I tried a short course of hypnotherapy once to try to 'move things along that were stuck'. By this I mean to try to find out if there was a psychological basis for the constant thrush I was getting and not knowing what I wanted to do with my life. It was a waste of time. In six sessions I didn't go under once. The man in the next room crying, kids playing outside, constant noises off through the partition walls kept me in a state of distracted consciousness. My best suggestion at the end of it all was that both me and my vagina were irritable.

My problem with therapy is this: I can say and think it but I don't feel it. The talking cure does not connect with how I feel. Understanding and being able to explain to yourself why you are behaving/experiencing things/feeling the way you are will only take you so far. You need to feel and behave differently to actually get the benefit.

The counselling Virgil and I have had in the last few months has helped for sure. It has also identified that I need to sort out my issues. This has led me to seek some therapy. Douglas thinks Gestalt might be the one for me. I remember a painful tutorial when a tutor failed to get a roomful of freshers to get a Gestalt belly-laugh going. That's all I know about Gestalt.

In my financially tenuous state I chose the trainee therapist route and because my weekday availability is second to none I got phoned up pretty quick.

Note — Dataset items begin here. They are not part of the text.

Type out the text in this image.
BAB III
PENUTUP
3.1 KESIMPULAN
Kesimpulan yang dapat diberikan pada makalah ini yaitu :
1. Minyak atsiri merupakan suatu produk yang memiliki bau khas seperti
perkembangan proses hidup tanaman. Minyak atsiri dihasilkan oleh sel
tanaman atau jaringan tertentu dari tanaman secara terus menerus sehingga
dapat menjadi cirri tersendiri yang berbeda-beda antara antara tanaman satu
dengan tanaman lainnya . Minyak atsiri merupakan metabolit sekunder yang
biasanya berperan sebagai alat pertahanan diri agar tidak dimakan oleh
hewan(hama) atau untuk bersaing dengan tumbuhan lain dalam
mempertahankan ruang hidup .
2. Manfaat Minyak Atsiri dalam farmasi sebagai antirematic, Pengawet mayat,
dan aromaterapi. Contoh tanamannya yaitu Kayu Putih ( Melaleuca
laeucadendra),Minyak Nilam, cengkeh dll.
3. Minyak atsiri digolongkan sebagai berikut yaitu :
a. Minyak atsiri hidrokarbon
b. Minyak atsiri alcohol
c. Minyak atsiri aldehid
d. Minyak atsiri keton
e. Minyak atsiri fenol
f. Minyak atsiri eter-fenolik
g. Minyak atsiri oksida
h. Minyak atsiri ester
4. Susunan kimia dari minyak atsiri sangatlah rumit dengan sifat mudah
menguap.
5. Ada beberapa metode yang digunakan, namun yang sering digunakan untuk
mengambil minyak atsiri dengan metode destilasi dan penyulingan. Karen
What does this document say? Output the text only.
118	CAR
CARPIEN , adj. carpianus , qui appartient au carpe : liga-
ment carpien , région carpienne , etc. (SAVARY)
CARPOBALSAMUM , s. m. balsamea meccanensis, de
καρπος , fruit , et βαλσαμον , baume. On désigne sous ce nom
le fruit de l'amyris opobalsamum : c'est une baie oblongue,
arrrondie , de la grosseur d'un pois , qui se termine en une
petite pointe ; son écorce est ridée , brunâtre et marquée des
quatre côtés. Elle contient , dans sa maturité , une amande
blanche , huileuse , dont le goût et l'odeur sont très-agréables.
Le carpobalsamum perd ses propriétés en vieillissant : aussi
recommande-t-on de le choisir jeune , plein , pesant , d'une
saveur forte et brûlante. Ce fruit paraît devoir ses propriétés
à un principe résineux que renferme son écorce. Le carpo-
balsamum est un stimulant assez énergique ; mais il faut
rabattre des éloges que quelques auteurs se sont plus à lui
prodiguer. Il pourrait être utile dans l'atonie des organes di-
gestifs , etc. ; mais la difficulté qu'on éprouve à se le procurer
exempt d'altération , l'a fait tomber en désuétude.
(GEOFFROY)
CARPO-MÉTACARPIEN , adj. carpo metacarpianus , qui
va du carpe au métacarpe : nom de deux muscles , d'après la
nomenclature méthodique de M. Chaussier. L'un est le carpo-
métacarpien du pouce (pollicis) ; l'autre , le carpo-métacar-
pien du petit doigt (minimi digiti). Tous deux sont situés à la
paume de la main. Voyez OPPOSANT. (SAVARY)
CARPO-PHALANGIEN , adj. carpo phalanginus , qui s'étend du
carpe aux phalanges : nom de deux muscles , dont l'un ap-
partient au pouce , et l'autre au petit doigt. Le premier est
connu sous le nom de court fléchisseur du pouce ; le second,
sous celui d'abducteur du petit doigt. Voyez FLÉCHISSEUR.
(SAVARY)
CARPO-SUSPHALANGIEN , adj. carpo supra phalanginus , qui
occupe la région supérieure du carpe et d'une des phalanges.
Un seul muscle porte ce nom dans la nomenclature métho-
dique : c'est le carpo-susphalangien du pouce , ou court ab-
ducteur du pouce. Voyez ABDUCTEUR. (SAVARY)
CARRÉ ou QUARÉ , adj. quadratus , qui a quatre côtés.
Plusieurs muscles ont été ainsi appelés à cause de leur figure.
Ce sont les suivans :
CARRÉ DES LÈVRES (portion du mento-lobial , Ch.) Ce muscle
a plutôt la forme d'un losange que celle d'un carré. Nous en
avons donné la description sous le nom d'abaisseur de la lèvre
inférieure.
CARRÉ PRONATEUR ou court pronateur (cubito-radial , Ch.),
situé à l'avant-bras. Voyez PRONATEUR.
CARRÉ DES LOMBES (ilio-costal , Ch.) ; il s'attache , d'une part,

The trainee therapist has a nasal voice. Her first introduction was hurried and mumbled. I had to ask for her name at the end of the call. She asked if I was available to come in for a consultation next Tuesday at 11am. I asked if that meant I was being offered regular slots on Tuesdays at 11am and as the words came out I realised that while I had said I was available on the form I really didn't want to put a therapist's appointment right in the middle of an otherwise free day.

I tried to backtrack. I said, Look, the way my week works at the moment is that I work three half days and then I have two free days. But I need to change that and if I get work I would have to prioritise that. How long a commitment are you asking for? She wouldn't answer. I said, I mean, how long does Gestalt therapy take? Are you on the CBT end of things or is it like analysis? She acknowledged that there was short-term option and said, Well, who knows what will happen? Why don't you just come for an assessment.

I thought. What's the point if it's just to start therapy with someone I can't continue with? Someone whose voice I don't even like? I asked if she had any other Thursday appointments and got a 9am, which is better but not much. She probably wanted to save that for a person with work but if she's a trainee she might not have much of a clientele. She probably needs to take whatever she can get. 

Having been a trainee myself, I have low expectations. Maybe I should bite the bullet and hire an expensive NLP practitioner to do a mind wipe on me instead. It could work out more cost-effective in the long run.

Anyway, next Tuesday at 9am, I have an appointment.